No 24 de Março, lutar pela democracia e o ensino de Abril!

Vasco Emídio

Que democracia é esta nas instituições de ensino secundário e superior?

Falar do 24 de Março, Dia Nacional do Estudante, é falar de democracia – daquela que, em 1962, os estudantes não tinham; daquela que hoje continuam a ver limitada.

Vale a pena recordar o que foi 1962 e a sua crise académica: neste ano, a 24 de Março, os estudantes universitários desfilaram em Lisboa, para comemorar o seu dia. Resultado: uma violenta repressão pela polícia fascista. O que se seguiu: meses de confrontos, com protestos, plenários e greves de fome de um lado, e bastonadas e prisões do outro, no que deu origem (num quadro de «luto académico» pelos estudantes) ao famoso lema «Ofenderam-te? Enluta-te!».

E se em 1962 lutaram (e não sem uma forte intervenção dos comunistas, diga-se), também assim foi ao longo dos anos 60, até aos dias de hoje, com acções diversas.

Assim será, este mês, com: a Manifestação Nacional de Estudantes, do ensino superior, em Lisboa, no dia 24, convocada por várias associações de estudantes (AE); e com a Semana de Luta, no ensino secundário, em todo o País, entre os dias 24 e 28, dinamizada pelo Movimento Voz aos Estudantes.

Democracia, para que te quero?
Falar do 24 de Março é falar das barreiras no acesso ao ensino superior que as propinas e exames nacionais representam, de Bolonha, da falta de condições materiais, professores, funcionários, alojamento, acção social… Mas é também (tem de ser!) falar de democracia.

Por isso se questiona: que democracia é esta nas instituições de ensino secundário e superior?

Comecemos pelasprimeiras.Aqui, onde a lei permite apenas um representante dos estudantes, e abre as portas a cadeiras e cadeiras de serventuários de interesses económicos (com o bonito nome de «representantes da comunidade local»).

Aqui, onde as direcções têm autoridade (legal?, certamente não...) para limitar a realização de RGA e impedir listas de concorrer a AE. (Aliás, engano-me ao dizer «direcções», quis dizer «directores», que desde há uns anos se trucidou a colegiabilidade da gestão escolar…).

Por fim, aqui, onde os estudantes se vêem todos os dias sujeitos a arbitrárias limitações de direitos pelo código penal… perdão!… o «estatuto» do aluno.

Olhemos, agora, para o superior, e vejamos como o caso não difere muito.

Também aqui os conselhos gerais de universidades têm meia dúzia de estudantes (por aplicação da lei, em conselhos de 35 elementos, não podem exceder os sete membros), e, não sendo obrigados a ter representantes dos funcionários, garantem quase um terço de cadeiras a «personalidades externas», i.e. mandatários de grupos económicos.

Também aqui, concentram-se poderes em órgãos unipessoais, rompendo a tradicional colegiabilidade, e se inventam cargos vazios como os «provedores do estudante».

Finalmente, o actual regime jurídico das instituições de ensino superior (RJIES) permite que universidades e politécnicos (públicos!) se transformem em fundações públicas com regime de direito privado (!) – algo que muitos já fizeram –, transferindo importantes competências para os ditos «conselhos de curadores» (nome adequado para quem faz, na prática, a curadoria dos interesses privados que representam).

Por Abril, enlutem-se!
Retomemos o fio da história.
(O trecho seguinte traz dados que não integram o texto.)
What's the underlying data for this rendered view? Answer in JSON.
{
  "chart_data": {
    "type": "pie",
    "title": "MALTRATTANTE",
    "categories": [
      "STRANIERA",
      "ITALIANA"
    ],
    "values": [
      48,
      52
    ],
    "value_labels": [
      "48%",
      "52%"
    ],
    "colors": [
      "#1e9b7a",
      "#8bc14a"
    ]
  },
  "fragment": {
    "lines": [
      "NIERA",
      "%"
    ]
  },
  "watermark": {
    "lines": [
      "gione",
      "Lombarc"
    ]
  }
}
Nem sempre foi assim: desde o 25 de Abril, abriu-se espaço à gestão democrática no ensino, assente em princípios de representatividade e colegiabilidade, previstos, até, em diplomas mais tardios, como a lei de autonomia das universidades (1988) – com tudo a cair por terra com o RJIES (2007) e o regime de gestão escolar (2008).

Foram estes os princípios que, por diversas vezes, o PCP tentou resgatar, com iniciativas diversas. Vejam-se as mais recentes: em 2020, para a gestão democrática nos estabelecimentos pré-escolares e de ensino básico e secundário; e, em 2025, pela revogação do regime fundacional e a gestão democrática no ensino superior. Ambas rejeitadas por PS, PSD, CDS, CH e IL, com a abstenção do PAN.

Mas a procissão da luta pelo ensino público, gratuito, democrático e de qualidade legado por Abril, certamente, ainda mal saiu do adro. E se aos estudantes as ofensas são muitas e diárias, dizemos: enlutem-se!